Immer wieder kam es in der Vergangenheit zu Angriffen auf Sanitäter, bevor diese zu den Verletzten vordringen konnten. Viele von Renés Kollegen haben ebenfalls Migrationshintergrund, sie verstehen den fehlenden Respekt vor ihrem Beruf nicht. „Wir kommen bei Ausländern nach der Müllabfuhr“, kommentiert ein aufgebrachter Kollege das Gespräch. René hat das Eis gebrochen, viele der Mitarbeiter in der Feuerwache wollen ihrem Ärger nun ebenso Luft machen. Seit im Vorjahr Hunderte Asylbewerber in einer nahe gelegenen Massenunterkunft eingezogen sind, werden die Ersthelfer tagtäglich mit der Thematik „Zuwanderung“ konfrontiert.

Weil es offenbar eine Weisung für die Asylbewerber gibt, nicht selbständig zum Arzt oder ins Krankenhaus zu gehen, wird die Feuerwehr bei Husten, Schnupfen oder Blasen an den Füßen angefordert. „Wir haben ohnehin zu wenige Fahrzeuge und zu wenig Personal, nun müssen wir auch noch Taxi spielen“, ärgert sich René. Besonders kompliziert sei jedoch die Behandlung arabischer Frauen. Weil ihre Ehemänner die Versorgung durch männliche Sanitäter oftmals nicht zulassen, müssen die Patientinnen ohne Hilfemaßnahmen ins Krankenhaus gebracht werden.
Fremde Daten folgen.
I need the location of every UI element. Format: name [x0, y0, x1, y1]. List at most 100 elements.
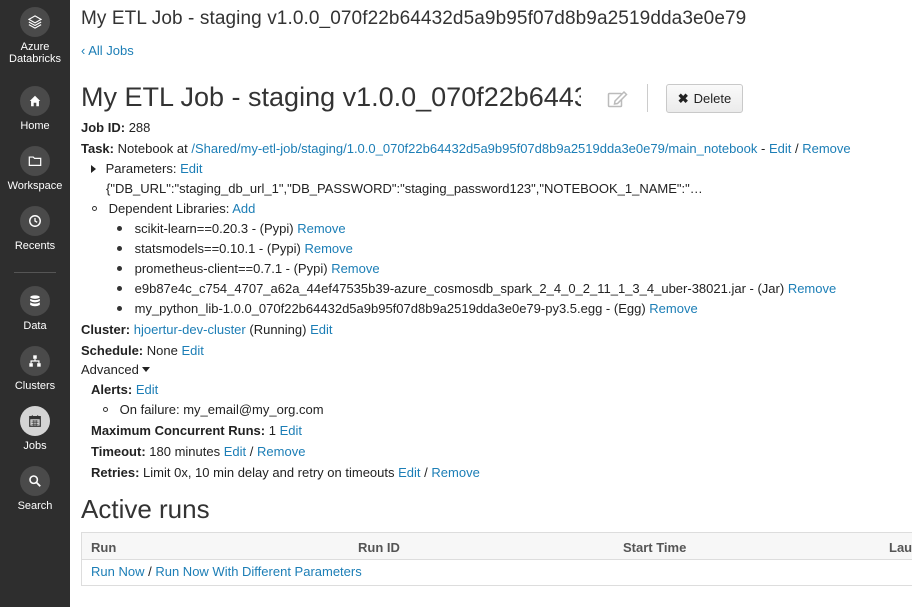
- divider: [647, 84, 648, 112]
- all-jobs-link[interactable]: ‹ All Jobs: [81, 43, 134, 58]
- alerts-label: Alerts:: [91, 382, 133, 397]
- library-name: prometheus-client==0.7.1 - (Pypi): [134, 261, 328, 276]
- library-remove-link[interactable]: Remove: [331, 261, 379, 276]
- clock-icon: [20, 206, 50, 236]
- sidebar-item-search[interactable]: Search: [0, 466, 70, 512]
- timeout-remove-link[interactable]: Remove: [257, 444, 305, 459]
- on-failure-text: On failure: my_email@my_org.com: [119, 402, 324, 417]
- bullet: [117, 286, 122, 291]
- library-name: e9b87e4c_c754_4707_a62a_44ef47535b39-azu…: [134, 281, 785, 296]
- dependent-libraries-label: Dependent Libraries:: [108, 201, 230, 216]
- close-icon: ✖: [677, 90, 689, 106]
- max-runs-edit-link[interactable]: Edit: [280, 423, 302, 438]
- dependent-libraries-row: Dependent Libraries: Add: [92, 201, 255, 217]
- column-header-run-id[interactable]: Run ID: [358, 540, 400, 555]
- advanced-toggle[interactable]: Advanced: [81, 362, 150, 378]
- sidebar: Azure Databricks Home Workspace Recents …: [0, 0, 70, 607]
- job-id-label: Job ID:: [81, 120, 126, 135]
- cluster-link[interactable]: hjoertur-dev-cluster: [134, 322, 246, 337]
- run-actions: Run Now / Run Now With Different Paramet…: [91, 564, 362, 580]
- retries-edit-link[interactable]: Edit: [398, 465, 420, 480]
- cluster-label: Cluster:: [81, 322, 131, 337]
- page-title: My ETL Job - staging v1.0.0_070f22b64432…: [81, 8, 747, 29]
- job-id-row: Job ID: 288: [81, 120, 150, 136]
- alerts-edit-link[interactable]: Edit: [136, 382, 158, 397]
- sidebar-item-azure-databricks[interactable]: Azure Databricks: [0, 7, 70, 65]
- column-header-start-time[interactable]: Start Time: [623, 540, 686, 555]
- sidebar-label: Search: [17, 500, 53, 512]
- sidebar-item-recents[interactable]: Recents: [0, 206, 70, 252]
- column-header-run[interactable]: Run: [91, 540, 116, 555]
- expand-caret-icon[interactable]: [91, 165, 96, 173]
- sidebar-item-data[interactable]: Data: [0, 286, 70, 332]
- library-remove-link[interactable]: Remove: [297, 221, 345, 236]
- library-remove-link[interactable]: Remove: [649, 301, 697, 316]
- library-remove-link[interactable]: Remove: [788, 281, 836, 296]
- sidebar-label: Databricks: [9, 53, 61, 65]
- delete-button[interactable]: ✖ Delete: [666, 84, 743, 113]
- list-item: scikit-learn==0.20.3 - (Pypi) Remove: [117, 221, 346, 237]
- separator: /: [424, 465, 428, 480]
- list-item: my_python_lib-1.0.0_070f22b64432d5a9b95f…: [117, 301, 698, 317]
- table-header: Run Run ID Start Time Lau: [82, 533, 912, 560]
- library-remove-link[interactable]: Remove: [304, 241, 352, 256]
- list-item: prometheus-client==0.7.1 - (Pypi) Remove: [117, 261, 380, 277]
- library-name: my_python_lib-1.0.0_070f22b64432d5a9b95f…: [134, 301, 646, 316]
- folder-icon: [20, 146, 50, 176]
- task-prefix: Notebook at: [117, 141, 188, 156]
- cluster-edit-link[interactable]: Edit: [310, 322, 332, 337]
- alerts-row: Alerts: Edit: [91, 382, 158, 398]
- sidebar-label: Home: [20, 120, 50, 132]
- sidebar-label: Data: [23, 320, 47, 332]
- bullet: [92, 206, 97, 211]
- clusters-icon: [20, 346, 50, 376]
- job-id-value: 288: [128, 120, 151, 135]
- sidebar-label: Clusters: [14, 380, 56, 392]
- sidebar-divider: [14, 272, 56, 273]
- retries-label: Retries:: [91, 465, 140, 480]
- edit-icon[interactable]: [607, 89, 629, 109]
- home-icon: [20, 86, 50, 116]
- sidebar-item-clusters[interactable]: Clusters: [0, 346, 70, 392]
- separator: /: [794, 141, 799, 156]
- sidebar-item-home[interactable]: Home: [0, 86, 70, 132]
- timeout-row: Timeout: 180 minutes Edit / Remove: [91, 444, 305, 460]
- run-now-with-parameters-link[interactable]: Run Now With Different Parameters: [155, 564, 361, 579]
- database-icon: [20, 286, 50, 316]
- column-header-launched[interactable]: Lau: [889, 540, 912, 555]
- max-runs-value: 1: [268, 423, 276, 438]
- task-notebook-link[interactable]: /Shared/my-etl-job/staging/1.0.0_070f22b…: [191, 141, 757, 156]
- bullet: [103, 407, 108, 412]
- on-failure-row: On failure: my_email@my_org.com: [103, 402, 324, 418]
- run-now-link[interactable]: Run Now: [91, 564, 144, 579]
- parameters-value: {"DB_URL":"staging_db_url_1","DB_PASSWOR…: [106, 181, 703, 196]
- retries-remove-link[interactable]: Remove: [431, 465, 479, 480]
- parameters-label: Parameters:: [105, 161, 177, 176]
- task-row: Task: Notebook at /Shared/my-etl-job/sta…: [81, 141, 851, 157]
- search-icon: [20, 466, 50, 496]
- table-row: Run Now / Run Now With Different Paramet…: [82, 560, 912, 585]
- add-library-link[interactable]: Add: [232, 201, 255, 216]
- active-runs-table: Run Run ID Start Time Lau Run Now / Run …: [81, 532, 912, 586]
- library-name: statsmodels==0.10.1 - (Pypi): [134, 241, 301, 256]
- sidebar-item-jobs[interactable]: Jobs: [0, 406, 70, 452]
- bullet: [117, 246, 122, 251]
- task-label: Task:: [81, 141, 114, 156]
- task-remove-link[interactable]: Remove: [802, 141, 850, 156]
- sidebar-label: Jobs: [23, 440, 47, 452]
- bullet: [117, 306, 122, 311]
- bullet: [117, 226, 122, 231]
- cluster-state: (Running): [249, 322, 307, 337]
- retries-row: Retries: Limit 0x, 10 min delay and retr…: [91, 465, 480, 481]
- timeout-value: 180 minutes: [149, 444, 221, 459]
- library-name: scikit-learn==0.20.3 - (Pypi): [134, 221, 294, 236]
- schedule-edit-link[interactable]: Edit: [181, 343, 203, 358]
- sidebar-label: Azure: [20, 41, 50, 53]
- parameters-row: Parameters: Edit: [91, 161, 202, 177]
- parameters-edit-link[interactable]: Edit: [180, 161, 202, 176]
- sidebar-label: Workspace: [7, 180, 63, 192]
- sidebar-item-workspace[interactable]: Workspace: [0, 146, 70, 192]
- timeout-edit-link[interactable]: Edit: [224, 444, 246, 459]
- schedule-value: None: [146, 343, 178, 358]
- task-edit-link[interactable]: Edit: [769, 141, 791, 156]
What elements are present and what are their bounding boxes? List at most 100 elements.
Einen Einsatz solcher Art vermuten die Mitarbeiter auch, als der Funkpiepser losgeht und sie zum Einsatz in der Großunterkunft ruft. Dort erwartete sie dann allerdings ein randalierender Asylbewerber, der in die Psychiatrie zwangseingewiesen werden sollte. Der Mann hatte sich zuvor gegenüber seiner Frau aggressiv verhalten und durfte sie darum nicht mehr sehen. Obwohl er angeblich nur Farsi verstehe, begann er nach einiger Zeit, die Helfer auf deutsch und englisch zu beschimpfen. Beruhigen ließ er sich auch durch den angeforderten Notarzt nicht, der ihm eine hohe Dosis an Beruhigungsmitteln verabreichte, die indes keine Wirkung zeigten. Der Mediziner vermutete einen vorausgehenden Drogen- und Medikamentenmißbrauch des Patienten, schildert René nach seinem Einsatz der JF. „Es gibt grundsätzlich keine Vorbehalte gegenüber Ausländern. Nur Erfahrungen. Und so können auch Vorbehalte entstehen“, zuckt der langjährige Sanitäter resigniert mit den Schultern.

„Ob Arzt, Krankenschwester oder Rettungssanitäter“ – der Respekt vor medizinischem Personal „habe extrem nachgelassen“, sind sich Schwester Martina K. und die Sanitäter René H. und Thomas R. einig. Vor wenigen Jahren habe man sogar noch Unterstützung von Passanten auf der Straße erhalten, wenn ein Patient wiederbelebt werden mußte. „Heute kann es schon mal vorkommen, daß dich seine Familienmitglieder attackieren“, weiß René. Als erster Landkreis führte Chemnitz darum im Herbst schußsichere Westen für den Rettungsdienst ein. Ohne Unterstützung der Landesregierung allerdings. Offiziell wird weiterhin Deeskalation bei allen Einsatzkräften großgeschrieben. Dem fehlenden Anstand könne nur noch mit Ruhe begegnet werden, wird in Schulungen vermittelt. Viele der Einsatzkräfte wünschen sich hingegen ein stärkeres Auftreten von Polizei und Justiz.